A: Hopefully within the next 12-18 months we may have a vaccine. For now, as far as we know, there is theoretical benefit but no demonstrated benefit for taking these.
Q: For caregivers of someone with cognitive impairment or dementia, any tips for how to approach or explain what is going on?
A: Use simple language, give reassurance that you are still there for them. They will notice the disruption in their normal routine. Try to make some kind of daily routine or reassure them, reorient them with other topics and activities to provide some relief from the news.
Q: For someone who was in the process of being evaluated or gearing up for surgery for Deep Brain Stimulation (DBS), do you recommend they proceed?
A: This should be decided on a case by case basis, and depends on where you are located. Those who need an urgent battery replacement for their existing DBS system, for instance, will be prioritized. Those who were scheduled for surgery to get the DBS implant, this will depend on the surgical center. You may get rescheduled farther out to undergo the surgery when healthcare systems are not so overwhelmed.
Q: When will it be safe to go back to normal? What if you have been quarantined for 2 weeks and have no symptoms – is that long enough?
A: It depends on the region. Some areas of the country have implemented mandatory shelter-in-place policies, encouraging all residents to stay at home except for essential trips such as the grocery store or pharmacy. It is very important to listen to your county’s department of health for the “all clear.” Just because you have been under quarantine and doing fine, doesn’t mean you won’t be re-exposed if you go out and about.

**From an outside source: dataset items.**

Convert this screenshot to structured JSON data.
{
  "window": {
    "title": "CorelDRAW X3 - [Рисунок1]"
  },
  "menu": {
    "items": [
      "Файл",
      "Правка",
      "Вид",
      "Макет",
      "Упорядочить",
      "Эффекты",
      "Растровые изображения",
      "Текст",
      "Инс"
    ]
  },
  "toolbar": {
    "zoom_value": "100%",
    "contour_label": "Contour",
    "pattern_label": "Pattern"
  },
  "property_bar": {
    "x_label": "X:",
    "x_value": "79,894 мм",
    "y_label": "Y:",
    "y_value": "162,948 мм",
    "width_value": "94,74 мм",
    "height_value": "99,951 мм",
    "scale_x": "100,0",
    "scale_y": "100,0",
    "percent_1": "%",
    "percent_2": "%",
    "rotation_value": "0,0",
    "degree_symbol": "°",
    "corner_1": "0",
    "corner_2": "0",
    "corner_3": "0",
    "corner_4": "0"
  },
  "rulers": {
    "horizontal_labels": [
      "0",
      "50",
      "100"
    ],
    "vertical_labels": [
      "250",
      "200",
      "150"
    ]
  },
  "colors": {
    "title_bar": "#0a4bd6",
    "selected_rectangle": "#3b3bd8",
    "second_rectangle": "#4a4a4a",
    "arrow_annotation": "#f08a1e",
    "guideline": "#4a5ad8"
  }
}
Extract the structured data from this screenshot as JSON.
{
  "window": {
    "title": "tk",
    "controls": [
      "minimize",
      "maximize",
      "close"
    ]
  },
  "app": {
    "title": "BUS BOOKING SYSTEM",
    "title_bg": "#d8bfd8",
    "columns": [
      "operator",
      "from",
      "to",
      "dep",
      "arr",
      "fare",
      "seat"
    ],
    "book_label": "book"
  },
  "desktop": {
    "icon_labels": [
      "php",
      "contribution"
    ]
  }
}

- Try not to get wrapped up in the hysteria. Use reputable, non-biased news sources.
- Telemedicine is being jumpstarted by this crisis and this may be helpful long-term, particularly for many PD patients who have to travel long distances to see specialists, or have mobility challenges that make in-person doctor’s visits difficult.
- Focus on maintaining your safety and quality of life on a day-to-day basis.
- Remain calm; recognize that help is available through family or friends, healthcare professionals, and county services. A lot of services are being mobilized right now.